Sammy had been coached on the way over to this meeting of what was about to take place and what to say by his escort, Walter.
“Yes, Reverend, I am prepared to accept His gift and to take my place among His faithful.” He managed a sideways glance in the direction of Walter, who was revealing a slight smile.
“Very well. Before we proceed, will Judge Fairchild administer the oath?”
Judge Fairchild, an old man who wore his reading glasses at all times, while looking over them most of the time, pushed himself back from the conference table.
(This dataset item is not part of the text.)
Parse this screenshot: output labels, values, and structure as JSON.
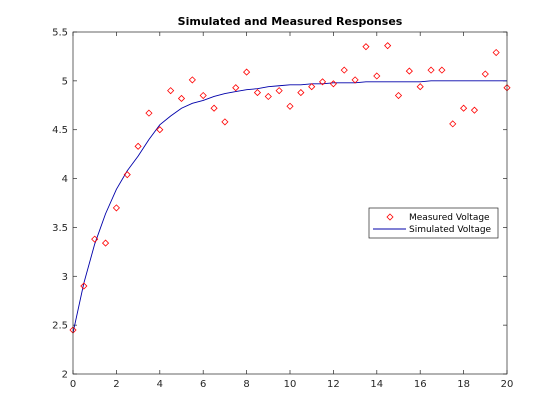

He was wheezing as he stood up. His allergies had been bothering him. He was carrying a large book, which was black leather bound and resembled a large ledger book that an accountant might use. Its cover was embossed in gold leaf with the shape of a pentagram.
At the very sight of the book, Sammy’s heart began racing even more rapidly than it had already. He had only heard about the book from others in whispered conversations. Sammy stood up.
The Judge held the book in front of Sammy and then he reached down and took Sammy’s left hand with his own right hand and placed it on the book. The Judge’s hand was cold to the touch.